As I struggled up yet another one of those hills, my mind fully occupied by thoughts of the swim that I'd have at the end of my trial, I became aware of a sound like a thousand horses galloping towards me; then, as I looked up, an opposing sun came up over the brow through the hard shadows of the olive trees and just in time I threw myself into the shallow rocky ditch at the side of the road.
Coughing through the dust, I checked myself for wounds – there was nothing serious, some cuts to my elbow and knee which were both bleeding slightly. Then, through the haze she appeared, at least seven feet tall from my ditch prone position; melting honey skin paraphrased by darker honey clouds, a belt around serpent curves.
Gleaming eyes diminished mine.
“Ah, an English boy…”
The response to the hated error dried on my tongue.
“…you need to take more care, running on a road like this – but you're hurt, you're bleeding.”
A nod, an exaggerated twist; couldn't I show masculine forbearance?
“I have some water but… … there is the more traditional method.”
My still dust blurred eyes stopped just before her hand did.
“Heroes have been blinded for less English boy – close your eyes.”
I sensed more than heard her movements; then, down there in the ditch, I felt the warm splash on my legs and stomach, flecks sparked and then drummed for a moment on my chest; and, as the shadow eclipsed the sun, my face and lips were speckled.

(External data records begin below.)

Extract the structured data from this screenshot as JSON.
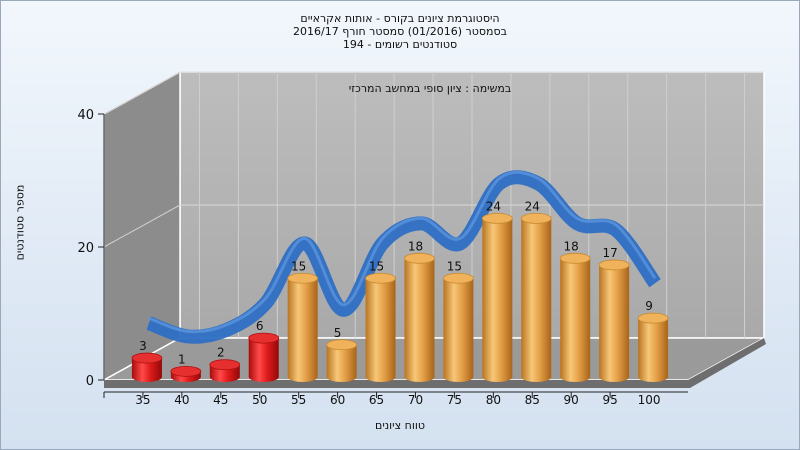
{
  "title_lines": [
    "היסטוגרמת ציונים בקורס - אותות אקראיים",
    "בסמסטר  (01/2016)  סמסטר חורף 2016/17",
    "סטודנטים רשומים - 194"
  ],
  "chart_data": {
    "type": "bar",
    "title": "היסטוגרמת ציונים בקורס - אותות אקראיים",
    "subtitle": "בסמסטר  (01/2016)  סמסטר חורף 2016/17 | סטודנטים רשומים - 194",
    "annotation": "במשימה : ציון סופי במחשב המרכזי",
    "xlabel": "טווח ציונים",
    "ylabel": "מספר סטודנטים",
    "ylim": [
      0,
      40
    ],
    "yticks": [
      0,
      20,
      40
    ],
    "grid": true,
    "categories": [
      "35",
      "40",
      "45",
      "50",
      "55",
      "60",
      "65",
      "70",
      "75",
      "80",
      "85",
      "90",
      "95",
      "100"
    ],
    "values": [
      3,
      1,
      2,
      6,
      15,
      5,
      15,
      18,
      15,
      24,
      24,
      18,
      17,
      9
    ],
    "colors": {
      "failing": "#d81818",
      "passing": "#e8a040",
      "trend": "#2e6fc4",
      "wall": "#b0b0b0",
      "side_wall": "#8a8a8a"
    },
    "failing_categories": [
      "35",
      "40",
      "45",
      "50"
    ],
    "trend_values": [
      3,
      1,
      2,
      6,
      15,
      5,
      15,
      18,
      15,
      24,
      24,
      18,
      17,
      9
    ]
  }
}
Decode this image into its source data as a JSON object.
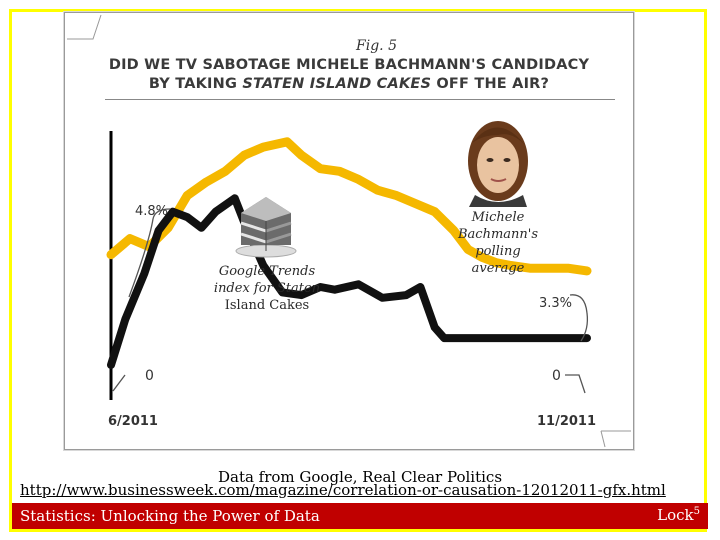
{
  "chart_data": {
    "type": "line",
    "fig_label": "Fig. 5",
    "title_line1": "DID WE TV SABOTAGE MICHELE BACHMANN'S CANDIDACY",
    "title_line2_prefix": "BY TAKING ",
    "title_line2_italic": "STATEN ISLAND CAKES",
    "title_line2_suffix": " OFF THE AIR?",
    "x_start_label": "6/2011",
    "x_end_label": "11/2011",
    "x_domain": [
      0,
      100
    ],
    "y_domain": [
      0,
      100
    ],
    "series": [
      {
        "name": "Michele Bachmann's polling average",
        "color": "#f5b800",
        "start_label": "4.8%",
        "end_label": "3.3%",
        "values": [
          [
            0,
            54
          ],
          [
            4,
            60
          ],
          [
            8,
            57
          ],
          [
            12,
            64
          ],
          [
            16,
            76
          ],
          [
            20,
            81
          ],
          [
            24,
            85
          ],
          [
            28,
            91
          ],
          [
            32,
            94
          ],
          [
            37,
            96
          ],
          [
            40,
            91
          ],
          [
            44,
            86
          ],
          [
            48,
            85
          ],
          [
            52,
            82
          ],
          [
            56,
            78
          ],
          [
            60,
            76
          ],
          [
            64,
            73
          ],
          [
            68,
            70
          ],
          [
            72,
            63
          ],
          [
            75,
            56
          ],
          [
            78,
            53
          ],
          [
            81,
            51
          ],
          [
            84,
            50
          ],
          [
            88,
            49
          ],
          [
            92,
            49
          ],
          [
            96,
            49
          ],
          [
            100,
            48
          ]
        ]
      },
      {
        "name": "Google Trends index for Staten Island Cakes",
        "color": "#111111",
        "start_label": "0",
        "end_label": "0",
        "values": [
          [
            0,
            13
          ],
          [
            3,
            30
          ],
          [
            7,
            47
          ],
          [
            10,
            63
          ],
          [
            13,
            70
          ],
          [
            16,
            68
          ],
          [
            19,
            64
          ],
          [
            22,
            70
          ],
          [
            26,
            75
          ],
          [
            28,
            66
          ],
          [
            32,
            50
          ],
          [
            36,
            40
          ],
          [
            40,
            39
          ],
          [
            44,
            42
          ],
          [
            47,
            41
          ],
          [
            52,
            43
          ],
          [
            57,
            38
          ],
          [
            62,
            39
          ],
          [
            65,
            42
          ],
          [
            68,
            27
          ],
          [
            70,
            23
          ],
          [
            80,
            23
          ],
          [
            90,
            23
          ],
          [
            100,
            23
          ]
        ]
      }
    ],
    "annotations": {
      "cake_label": [
        "Google Trends",
        "index for Staten",
        "Island Cakes"
      ],
      "poll_label": [
        "Michele",
        "Bachmann's",
        "polling",
        "average"
      ]
    }
  },
  "source_text": "Data from Google, Real Clear Politics",
  "url_text": "http://www.businessweek.com/magazine/correlation-or-causation-12012011-gfx.html",
  "footer": {
    "left": "Statistics: Unlocking the Power of Data",
    "right": "Lock",
    "right_sup": "5"
  },
  "colors": {
    "frame": "#ffff00",
    "footer_bg": "#c00000",
    "poll_line": "#f5b800",
    "trend_line": "#111111"
  }
}
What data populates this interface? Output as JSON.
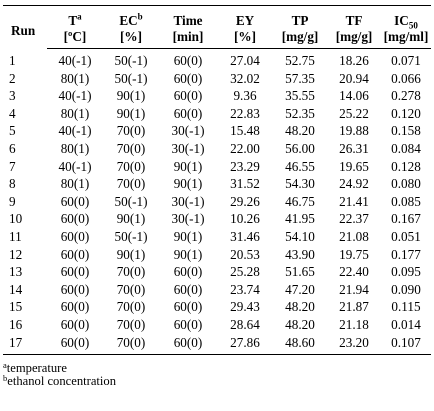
{
  "headers": {
    "run": "Run",
    "temp_top": "T",
    "temp_sup": "a",
    "temp_unit": "[ºC]",
    "ec_top": "EC",
    "ec_sup": "b",
    "ec_unit": "[%]",
    "time_top": "Time",
    "time_unit": "[min]",
    "ey_top": "EY",
    "ey_unit": "[%]",
    "tp_top": "TP",
    "tp_unit": "[mg/g]",
    "tf_top": "TF",
    "tf_unit": "[mg/g]",
    "ic_top": "IC",
    "ic_sub": "50",
    "ic_unit": "[mg/ml]"
  },
  "rows": [
    {
      "run": "1",
      "t": "40(-1)",
      "ec": "50(-1)",
      "time": "60(0)",
      "ey": "27.04",
      "tp": "52.75",
      "tf": "18.26",
      "ic": "0.071"
    },
    {
      "run": "2",
      "t": "80(1)",
      "ec": "50(-1)",
      "time": "60(0)",
      "ey": "32.02",
      "tp": "57.35",
      "tf": "20.94",
      "ic": "0.066"
    },
    {
      "run": "3",
      "t": "40(-1)",
      "ec": "90(1)",
      "time": "60(0)",
      "ey": "9.36",
      "tp": "35.55",
      "tf": "14.06",
      "ic": "0.278"
    },
    {
      "run": "4",
      "t": "80(1)",
      "ec": "90(1)",
      "time": "60(0)",
      "ey": "22.83",
      "tp": "52.35",
      "tf": "25.22",
      "ic": "0.120"
    },
    {
      "run": "5",
      "t": "40(-1)",
      "ec": "70(0)",
      "time": "30(-1)",
      "ey": "15.48",
      "tp": "48.20",
      "tf": "19.88",
      "ic": "0.158"
    },
    {
      "run": "6",
      "t": "80(1)",
      "ec": "70(0)",
      "time": "30(-1)",
      "ey": "22.00",
      "tp": "56.00",
      "tf": "26.31",
      "ic": "0.084"
    },
    {
      "run": "7",
      "t": "40(-1)",
      "ec": "70(0)",
      "time": "90(1)",
      "ey": "23.29",
      "tp": "46.55",
      "tf": "19.65",
      "ic": "0.128"
    },
    {
      "run": "8",
      "t": "80(1)",
      "ec": "70(0)",
      "time": "90(1)",
      "ey": "31.52",
      "tp": "54.30",
      "tf": "24.92",
      "ic": "0.080"
    },
    {
      "run": "9",
      "t": "60(0)",
      "ec": "50(-1)",
      "time": "30(-1)",
      "ey": "29.26",
      "tp": "46.75",
      "tf": "21.41",
      "ic": "0.085"
    },
    {
      "run": "10",
      "t": "60(0)",
      "ec": "90(1)",
      "time": "30(-1)",
      "ey": "10.26",
      "tp": "41.95",
      "tf": "22.37",
      "ic": "0.167"
    },
    {
      "run": "11",
      "t": "60(0)",
      "ec": "50(-1)",
      "time": "90(1)",
      "ey": "31.46",
      "tp": "54.10",
      "tf": "21.08",
      "ic": "0.051"
    },
    {
      "run": "12",
      "t": "60(0)",
      "ec": "90(1)",
      "time": "90(1)",
      "ey": "20.53",
      "tp": "43.90",
      "tf": "19.75",
      "ic": "0.177"
    },
    {
      "run": "13",
      "t": "60(0)",
      "ec": "70(0)",
      "time": "60(0)",
      "ey": "25.28",
      "tp": "51.65",
      "tf": "22.40",
      "ic": "0.095"
    },
    {
      "run": "14",
      "t": "60(0)",
      "ec": "70(0)",
      "time": "60(0)",
      "ey": "23.74",
      "tp": "47.20",
      "tf": "21.94",
      "ic": "0.090"
    },
    {
      "run": "15",
      "t": "60(0)",
      "ec": "70(0)",
      "time": "60(0)",
      "ey": "29.43",
      "tp": "48.20",
      "tf": "21.87",
      "ic": "0.115"
    },
    {
      "run": "16",
      "t": "60(0)",
      "ec": "70(0)",
      "time": "60(0)",
      "ey": "28.64",
      "tp": "48.20",
      "tf": "21.18",
      "ic": "0.014"
    },
    {
      "run": "17",
      "t": "60(0)",
      "ec": "70(0)",
      "time": "60(0)",
      "ey": "27.86",
      "tp": "48.60",
      "tf": "23.20",
      "ic": "0.107"
    }
  ],
  "footnotes": [
    {
      "mark": "a",
      "text": "temperature"
    },
    {
      "mark": "b",
      "text": "ethanol concentration"
    }
  ]
}
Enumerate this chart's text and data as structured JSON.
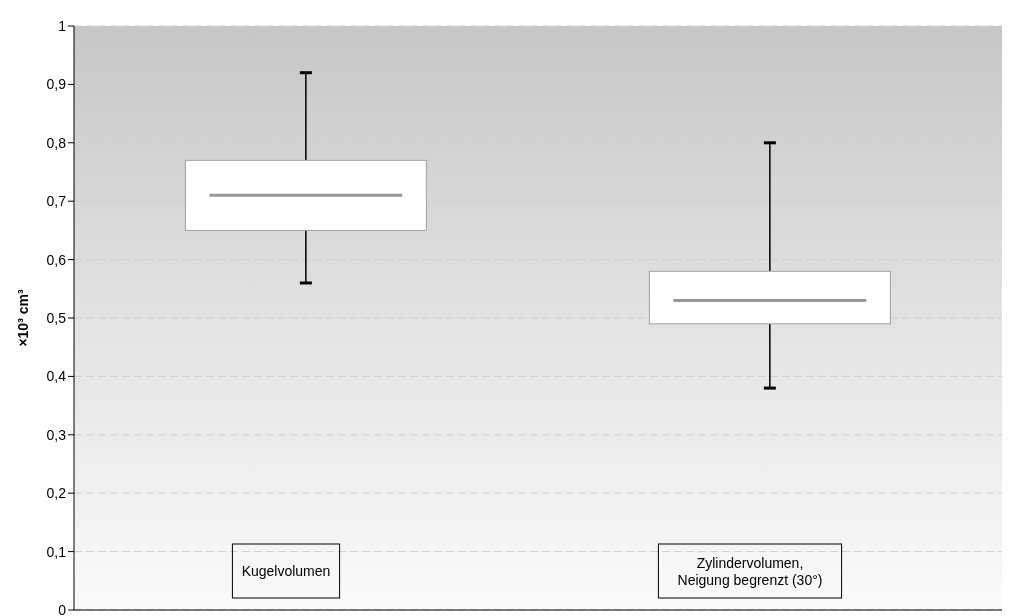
{
  "chart_data": {
    "type": "box",
    "ylabel": "×10³ cm³",
    "categories": [
      "Kugelvolumen",
      "Zylindervolumen,\nNeigung begrenzt (30°)"
    ],
    "boxes": [
      {
        "low": 0.56,
        "q1": 0.65,
        "median": 0.71,
        "q3": 0.77,
        "high": 0.92
      },
      {
        "low": 0.38,
        "q1": 0.49,
        "median": 0.53,
        "q3": 0.58,
        "high": 0.8
      }
    ],
    "ylim": [
      0,
      1
    ],
    "yticks": [
      0,
      {
        "value": 0.1,
        "label": "0,1"
      },
      {
        "value": 0.2,
        "label": "0,2"
      },
      {
        "value": 0.3,
        "label": "0,3"
      },
      {
        "value": 0.4,
        "label": "0,4"
      },
      {
        "value": 0.5,
        "label": "0,5"
      },
      {
        "value": 0.6,
        "label": "0,6"
      },
      {
        "value": 0.7,
        "label": "0,7"
      },
      {
        "value": 0.8,
        "label": "0,8"
      },
      {
        "value": 0.9,
        "label": "0,9"
      },
      1
    ],
    "grid": "y",
    "legend": false
  }
}
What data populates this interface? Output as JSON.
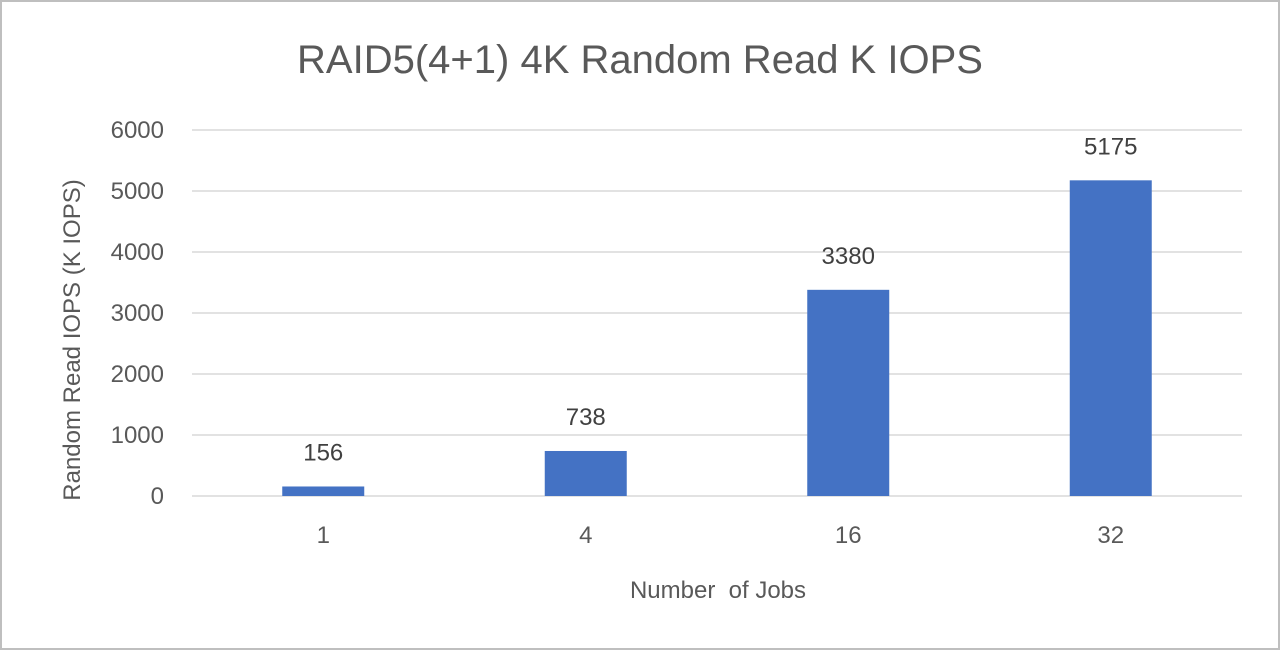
{
  "chart_data": {
    "type": "bar",
    "title": "RAID5(4+1) 4K Random Read K IOPS",
    "xlabel": "Number  of Jobs",
    "ylabel": "Random Read IOPS (K IOPS)",
    "categories": [
      "1",
      "4",
      "16",
      "32"
    ],
    "values": [
      156,
      738,
      3380,
      5175
    ],
    "data_labels": [
      "156",
      "738",
      "3380",
      "5175"
    ],
    "ylim": [
      0,
      6000
    ],
    "yticks": [
      0,
      1000,
      2000,
      3000,
      4000,
      5000,
      6000
    ],
    "ytick_labels": [
      "0",
      "1000",
      "2000",
      "3000",
      "4000",
      "5000",
      "6000"
    ],
    "grid": true,
    "legend": "none",
    "bar_color": "#4472c4"
  }
}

“Ah, nectar English boy, maybe now you are my hero… … now you can run in the Olympiad and win a race in my name.”
It stopped as suddenly as it had begun, and when I sat up in the dusty ditch she had already started up the yellow jeep and pulled up beside me.
Gleaming eyes diminished mine.
“I've been coming this way for a long, long time – maybe I'll see you again.”
And when the jeep dipped over the hill, it seemed as if it had devoured the sun.